Vous avez très certainement entendu parler du record du tour du monde en solitaire pulvérisé par Francis Joyon il y a à peine un mois. Le bonhomme à visiblement un sacré caractère, jugez en plutôt :
Il y a peu, je suis tombée par hasard, sur un article du blog de Ouest-France relatant comment Joyon a opposé une fin de non recevoir à N.Sarkozy, alors que ce dernier souhaitais le recevoir à l'élysée pour revenir sur différents aspects de son exploit (notamment l'aspect écologique).
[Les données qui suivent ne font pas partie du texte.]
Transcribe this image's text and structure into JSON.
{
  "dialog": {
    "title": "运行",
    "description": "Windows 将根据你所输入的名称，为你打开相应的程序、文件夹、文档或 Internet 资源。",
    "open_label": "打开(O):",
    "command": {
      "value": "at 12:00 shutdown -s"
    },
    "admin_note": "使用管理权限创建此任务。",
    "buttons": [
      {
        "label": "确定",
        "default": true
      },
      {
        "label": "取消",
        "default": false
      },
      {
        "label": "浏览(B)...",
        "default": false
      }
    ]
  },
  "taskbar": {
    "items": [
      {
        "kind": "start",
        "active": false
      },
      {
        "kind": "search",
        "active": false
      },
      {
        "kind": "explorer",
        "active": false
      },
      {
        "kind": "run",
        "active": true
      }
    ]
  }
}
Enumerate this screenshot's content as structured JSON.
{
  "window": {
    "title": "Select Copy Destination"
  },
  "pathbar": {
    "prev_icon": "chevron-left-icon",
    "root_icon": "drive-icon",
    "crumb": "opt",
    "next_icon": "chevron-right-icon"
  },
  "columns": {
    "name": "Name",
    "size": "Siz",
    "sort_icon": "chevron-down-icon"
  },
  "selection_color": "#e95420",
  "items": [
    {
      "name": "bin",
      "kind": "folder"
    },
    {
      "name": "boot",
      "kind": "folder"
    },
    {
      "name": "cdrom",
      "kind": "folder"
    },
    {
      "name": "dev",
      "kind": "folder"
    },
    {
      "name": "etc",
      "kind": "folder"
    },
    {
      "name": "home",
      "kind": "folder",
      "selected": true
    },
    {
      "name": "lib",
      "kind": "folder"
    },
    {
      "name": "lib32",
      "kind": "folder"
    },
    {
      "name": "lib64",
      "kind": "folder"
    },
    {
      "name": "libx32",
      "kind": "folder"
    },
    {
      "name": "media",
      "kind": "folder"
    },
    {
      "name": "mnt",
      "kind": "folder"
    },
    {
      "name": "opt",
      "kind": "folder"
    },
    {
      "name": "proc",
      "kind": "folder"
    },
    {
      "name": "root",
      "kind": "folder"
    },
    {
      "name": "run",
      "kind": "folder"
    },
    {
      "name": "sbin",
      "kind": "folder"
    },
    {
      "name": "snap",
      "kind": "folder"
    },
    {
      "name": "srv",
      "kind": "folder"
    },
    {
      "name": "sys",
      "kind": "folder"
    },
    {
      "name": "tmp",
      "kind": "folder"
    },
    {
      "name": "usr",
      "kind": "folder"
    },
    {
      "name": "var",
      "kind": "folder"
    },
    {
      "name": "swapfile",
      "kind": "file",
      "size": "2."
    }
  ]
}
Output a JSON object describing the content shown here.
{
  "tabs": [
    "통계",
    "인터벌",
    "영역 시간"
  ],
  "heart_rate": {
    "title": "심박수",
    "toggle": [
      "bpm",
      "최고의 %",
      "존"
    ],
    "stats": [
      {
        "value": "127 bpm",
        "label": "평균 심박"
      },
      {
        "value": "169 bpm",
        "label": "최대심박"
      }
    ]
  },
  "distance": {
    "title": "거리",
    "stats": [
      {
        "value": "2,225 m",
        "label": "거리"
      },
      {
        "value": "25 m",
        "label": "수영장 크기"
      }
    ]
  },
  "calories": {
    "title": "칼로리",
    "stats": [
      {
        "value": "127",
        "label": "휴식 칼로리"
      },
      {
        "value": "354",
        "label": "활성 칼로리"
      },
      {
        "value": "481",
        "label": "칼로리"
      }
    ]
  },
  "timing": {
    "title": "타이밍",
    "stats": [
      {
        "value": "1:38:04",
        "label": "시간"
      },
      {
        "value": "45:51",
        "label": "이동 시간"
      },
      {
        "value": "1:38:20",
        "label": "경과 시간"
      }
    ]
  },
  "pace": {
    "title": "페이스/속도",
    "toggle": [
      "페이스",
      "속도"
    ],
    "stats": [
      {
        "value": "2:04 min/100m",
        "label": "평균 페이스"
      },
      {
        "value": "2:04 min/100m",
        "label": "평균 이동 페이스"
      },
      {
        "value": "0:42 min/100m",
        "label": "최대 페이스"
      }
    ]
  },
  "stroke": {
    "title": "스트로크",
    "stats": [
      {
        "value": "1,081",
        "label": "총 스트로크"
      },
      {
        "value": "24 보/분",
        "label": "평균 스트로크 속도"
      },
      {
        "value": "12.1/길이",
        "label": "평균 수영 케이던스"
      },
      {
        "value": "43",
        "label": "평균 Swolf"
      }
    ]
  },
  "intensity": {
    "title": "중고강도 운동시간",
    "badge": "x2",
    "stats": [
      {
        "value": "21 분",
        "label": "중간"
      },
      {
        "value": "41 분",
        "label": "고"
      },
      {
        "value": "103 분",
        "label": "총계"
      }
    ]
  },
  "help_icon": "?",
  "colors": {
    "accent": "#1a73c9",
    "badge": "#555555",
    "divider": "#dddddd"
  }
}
Sur le coup, la lecture de cet article m'a fait sourire, c'est vrai que ces derniers temps les relations entre notre président et les bretons n'ont pas été franchement cordiales. L'attitude de Joyon apparaît dans ce contexte un peu comme un bras d'honneur.
Honnêtement je ne pense pas que c'était le but de Joyon (qui de toutes façons n'est pas breton), c'est un monsieur qui se fout des honneurs et des récompenses et n'espère qu'une chose qu'on le laisse tranquille s'occuper de ces affaires et de son bateau.
D'après l'article Tabarly avait eu la même attitude avec DeGaulle à l'époque, alors disons plutôt que les gens de mer sont vraiment indépendants et imperméables à toutes flatteries (oui je sais cette dernière était vraiment facile).